The creator of Red Bull beverage that gave us wings for past decades has died. Chaleo Yoovidhya, who died of natural causes in a Bangkok hospital at age 89 on Saturday.
Chaleo’s Red Bull beverage is widely regarded as the first energy drink to win over consumers from Asia to the West after it began international marketing and distribution during the mid-1980s. Its success turned Chaleo into a multibillionaire, Thailand’s third richest person at the time of his death with a fortune estimated at $5 billion. His business empire included a pharmaceutical company, a hospital chain, a winery in Thailand and two international soccer teams: the New York Red Bulls and the Red Bulls Salzburg in Austria.
Born to a poor Chinese immigrant family in northern Thailand in 1923, Chaleo first found success importing antibiotics and other pharmaceuticals.

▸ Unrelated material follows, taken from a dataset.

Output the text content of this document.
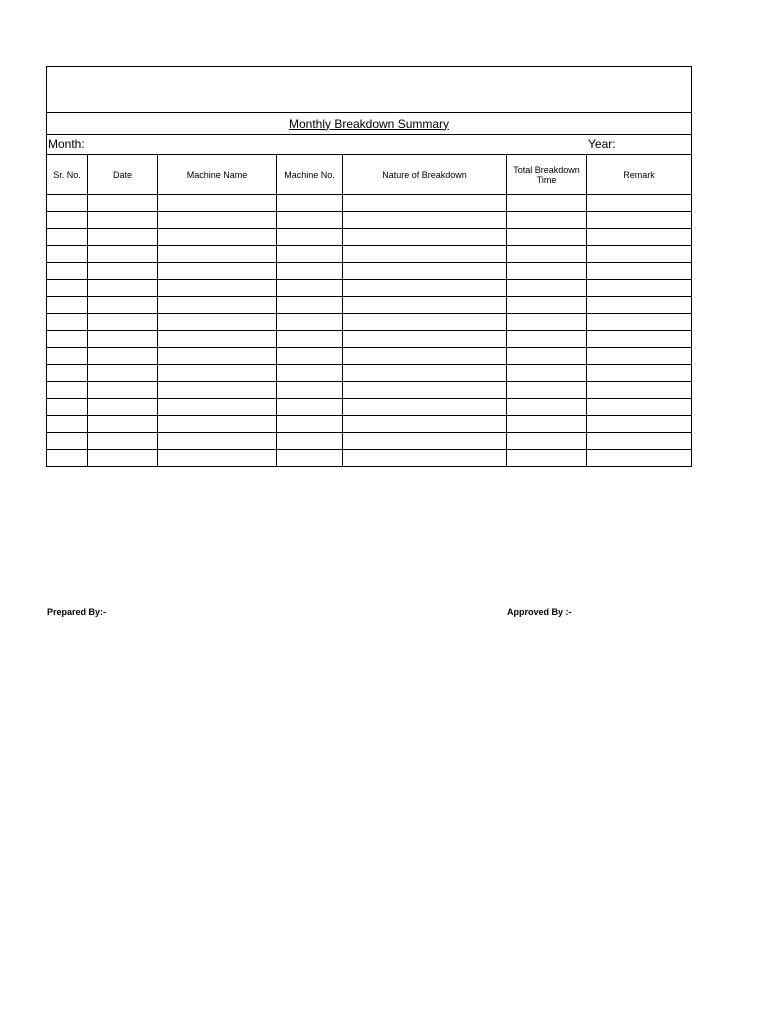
Monthly Breakdown Summary						

Month: Year:						

Sr. No.	Date	Machine Name	Machine No.	Nature of Breakdown	Total Breakdown Time	Remark

Prepared By:-	Approved By :-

In 1976 he blended his first batch of Krating Daeng (Red Bull), and within two years it displaced all other rivals as the top-selling energy drink in the country. Krating Daeng became extraordinarily popular as the Thai economy began to industrialize, and Chaleo pitched his beverage to once sleepy farmers who had become truck and taxi drivers, factory and construction workers.
His son Saravudh told English-language newspaper the Nation that by targeting blue collar workers outside Bangkok, Chaleo distinguished himself from the market leader at the time. “Red Bull pushed into the provincial market first, gaining a foothold by distributing free samples to truck drivers. [My father] stressed on brand building — a marketing strategy that had not been widely employed up to that time,” he said.
In 1984, Chaleo forged a partnership with an Austrian marketing whiz named Dietrich Mateschitz that took Red Bull global. Its popularity expanded exponentially after bartenders and mixologists in Europe and the U.S. began blending it with various alcoholic beverages. As a Thai-developed consumer product with international appeal, Red Bull far outpaces its closest competitors, Singha and Chang beers.
“I never heard words like difficult or impossible from my father,” Saravudh said. “He dedicated his life to his work and never complained that he was tired.” Chaleo married twice and had 11 children. His funeral is being preceded by bathing rites, a Thai Buddhist tradition before cremation, sponsored by Thailand’s royal family, a high honor for someone not born into the aristocracy.